Natsu x Lucy dla Tytania Scarlet

____________________________________________________

Młoda kobieta stała w pokoju o kremowych ścianach, przeglądając się w wielkim lustrze o srebrnej ramie. Miała na sobie długą suknie wieczorową w kolorze pięknych czerwonych róż. Jej długie blond włosy były lekko pokręcone i falami opadały na plecy kobiety, a delikatny makijaż dopełniał całe dzieło. Lucy Heartfilia bez dwóch zdań pasowała do tytułu ślicznej panienki. Zapięła jeszcze złotą bransoletkę na nadgarstku- jej jedyna pamiątka po zmarłej matce i pociągnęła różowym błyszczykiem po swoich ustach. Była gotowa. Ostrożnie zeszła na dół wielkiego domu i spokojnie czekała na dzwonek do drzwi. Minęło kilka minut i dostojny dźwięk rozniósł się po całej posiadłości. Lucy niemalże od razu doskoczyła do drzwi. Za nimi stał wysoki mężczyzna o ciemnych włosach, lekkim zaroście i świdrującym spojrzeniu złotych oczu. Taak, jej "książę" przybył. Kobieta uraczyła go wymuszonym uśmiechem, który opanowała do perfekcji. Przybysz jedynie skinął głową i podał ramię narzeczonej. Lucy została doprowadzona przez swojego towarzysza do luksusowego czarnego samochodu najdroższej marki na rynku. Po chwili James już pędził ciemnymi ulicami Magnolii. Lucy obserwowała migające światła latarni w wielkim skupieniu. Dojechali. Znaleźli się przed bardzo drogą restauracją, gdzie mieli zjeść wytrawną kolację. Weszli do środka i zajęli stolik w rogu sali. Podszedł do nich młody kelner niosąc kartę dań. Był to wysoki chłopak o pięknych ciemnych oczach i różowych włosach. Miał zniewalający uśmiech, który podarował gościom podając im menu. Przy okazji spojrzał w duże oczy blondynki nieco dłużej niż to było konieczne. Lucy uśmiechnęła się lekko. Kelner ukłonił się nisko i odszedł.

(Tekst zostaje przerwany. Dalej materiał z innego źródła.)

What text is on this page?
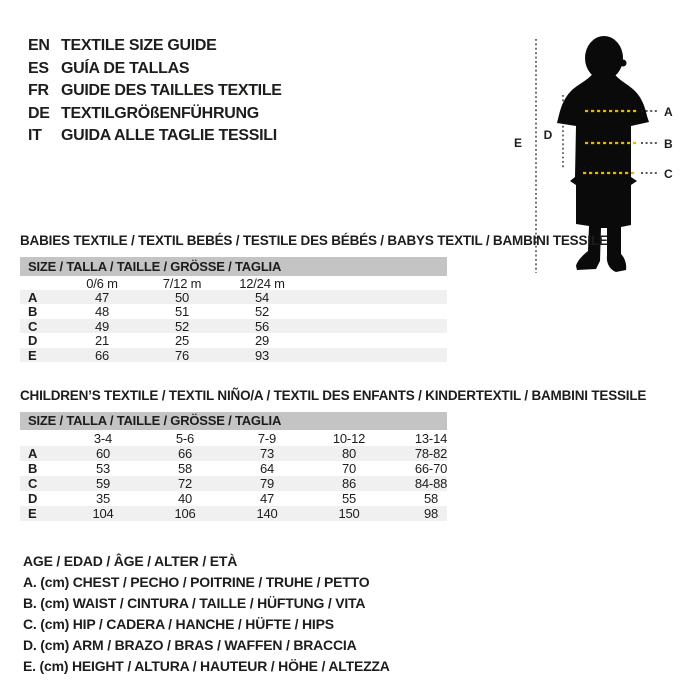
EN TEXTILE SIZE GUIDE
ES GUÍA DE TALLAS
FR GUIDE DES TAILLES TEXTILE
DE TEXTILGRÖßENFÜHRUNG
IT	GUIDA ALLE TAGLIE TESSILI
A
B
C
D
E
BABIES TEXTILE / TEXTIL BEBÉS / TESTILE DES BÉBÉS / BABYS TEXTIL / BAMBINI TESSILE
SIZE / TALLA / TAILLE / GRÖSSE / TAGLIA
0/6 m	7/12 m	12/24 m
A	47	50	54
B	48	51	52
C	49	52	56
D	21	25	29
E	66	76	93
CHILDREN’S TEXTILE / TEXTIL NIÑO/A / TEXTIL DES ENFANTS / KINDERTEXTIL / BAMBINI TESSILE
SIZE / TALLA / TAILLE / GRÖSSE / TAGLIA
3-4	5-6	7-9	10-12	13-14
A	60	66	73	80	78-82
B	53	58	64	70	66-70
C	59	72	79	86	84-88
D	35	40	47	55	58
E	104	106	140	150	98
AGE / EDAD / ÂGE / ALTER / ETÀ
A. (cm) CHEST / PECHO / POITRINE / TRUHE / PETTO
B. (cm) WAIST / CINTURA / TAILLE / HÜFTUNG / VITA
C. (cm) HIP / CADERA / HANCHE / HÜFTE / HIPS
D. (cm) ARM / BRAZO / BRAS / WAFFEN / BRACCIA
E. (cm) HEIGHT / ALTURA / HAUTEUR / HÖHE / ALTEZZA
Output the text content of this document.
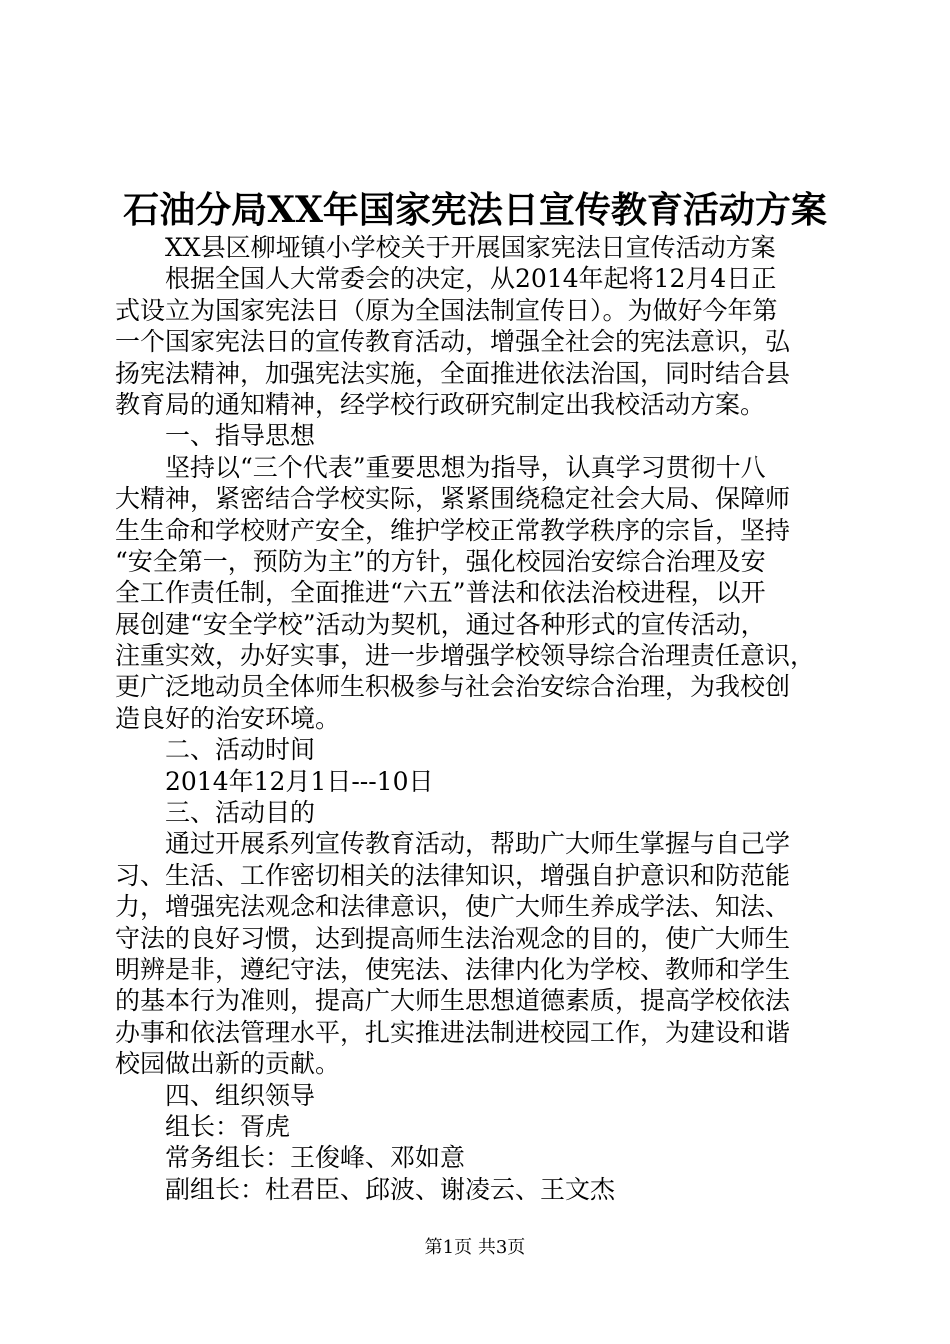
石油分局XX年国家宪法日宣传教育活动方案
　　XX县区柳垭镇小学校关于开展国家宪法日宣传活动方案
　　根据全国人大常委会的决定，从2014年起将12月4日正
式设立为国家宪法日（原为全国法制宣传日）。为做好今年第
一个国家宪法日的宣传教育活动，增强全社会的宪法意识，弘
扬宪法精神，加强宪法实施，全面推进依法治国，同时结合县
教育局的通知精神，经学校行政研究制定出我校活动方案。
　　一、指导思想
　　坚持以“三个代表”重要思想为指导，认真学习贯彻十八
大精神，紧密结合学校实际，紧紧围绕稳定社会大局、保障师
生生命和学校财产安全，维护学校正常教学秩序的宗旨，坚持
“安全第一，预防为主”的方针，强化校园治安综合治理及安
全工作责任制，全面推进“六五”普法和依法治校进程，以开
展创建“安全学校”活动为契机，通过各种形式的宣传活动，
注重实效，办好实事，进一步增强学校领导综合治理责任意识，
更广泛地动员全体师生积极参与社会治安综合治理，为我校创
造良好的治安环境。
　　二、活动时间
　　2014年12月1日---10日
　　三、活动目的
　　通过开展系列宣传教育活动，帮助广大师生掌握与自己学
习、生活、工作密切相关的法律知识，增强自护意识和防范能
力，增强宪法观念和法律意识，使广大师生养成学法、知法、
守法的良好习惯，达到提高师生法治观念的目的，使广大师生
明辨是非，遵纪守法，使宪法、法律内化为学校、教师和学生
的基本行为准则，提高广大师生思想道德素质，提高学校依法
办事和依法管理水平，扎实推进法制进校园工作，为建设和谐
校园做出新的贡献。
　　四、组织领导
　　组长：胥虎
　　常务组长：王俊峰、邓如意
　　副组长：杜君臣、邱波、谢凌云、王文杰
第1页 共3页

-Kogo oni tu zatrudniają.-mruknął James- Jakiś niedojda w różowych włoskach.
Natsu odwrócił lekko twarz i zmarszczył brwi. Już on urządzi tego gościa...
-Przestań no... Liczy się raczej wnętrze czyż nie?- skarciła go Lucy odprowadzając kelnera wzrokiem.
James prychnął coś pod nosem i skupił się na karcie. Blondynka uczyniła to samo. Po chwili zaczęli rozmawiać. Niby o niczym i o wszystkim. Heartfilia była naprawdę zaskoczona, że James potrafi tak rozmawiać. Nagle zabrzęczała jego komórka, a mężczyzna jakby nigdy nic, bez słowa przeprosin po prostu wstał i wyszedł na podwórko tłumacząc coś przez telefon. Lucy oparła się o krzesło i wymruczała wiązankę przekleństw.
-No no.. młodej damie nie wypada.- zaśmiał się kelner przynosząc szampana.
Blondynka podskoczyła na siedzeniu przestraszona.
-Uff, ależ mnie pan przestraszył.- jęknęła przykładając odruchowo dłoń do piersi.
-Dla takich pięknych pań jestem Natsu.- uśmiechnął się różowowłosy i pocałował dłoń kobiety.
-Lucy Heartfilia, miło mi cię poznać Natsu.
-Mi panienkę jeszcze bardziej.
Blondynka uśmiechnęła się oczarowana.
-Ale wiesz Natsu, my nie zamawialiśmy szampana...
-Wy nie, ale to na koszt firmy.- kelner puścił jej oczko.
-Ummm- skinęła głową. Czy ty dobrze się czujesz? Flirtujesz z kelnerem!- myślała kobieta.
-Widzę, że twój towarzysz pozostawił cię tu, moja pani...- zaczął nalewając szampana do wysokich kieliszków.
-Tak, ale nie przeszkadza mi to.- ucięła szybko Heartfilia- Wolę być bez niego.- dodała szeptem.
-Słaby coś z niego narzeczony...
-Jeszcze nie narzeczony- naprostowała Lucy.
-To na co on jeszcze czeka?- zaśmiał się kręcąc głową Natsu, odchodząc od stolika.
Chwilkę potem zjawił się James. Po prostu usiadł i kontynuował urwaną wcześniej myśl, jednakże blondynka w ogóle do nie słuchała, myślami błądziła gdzieś w okolicach różowych włosów Natsu...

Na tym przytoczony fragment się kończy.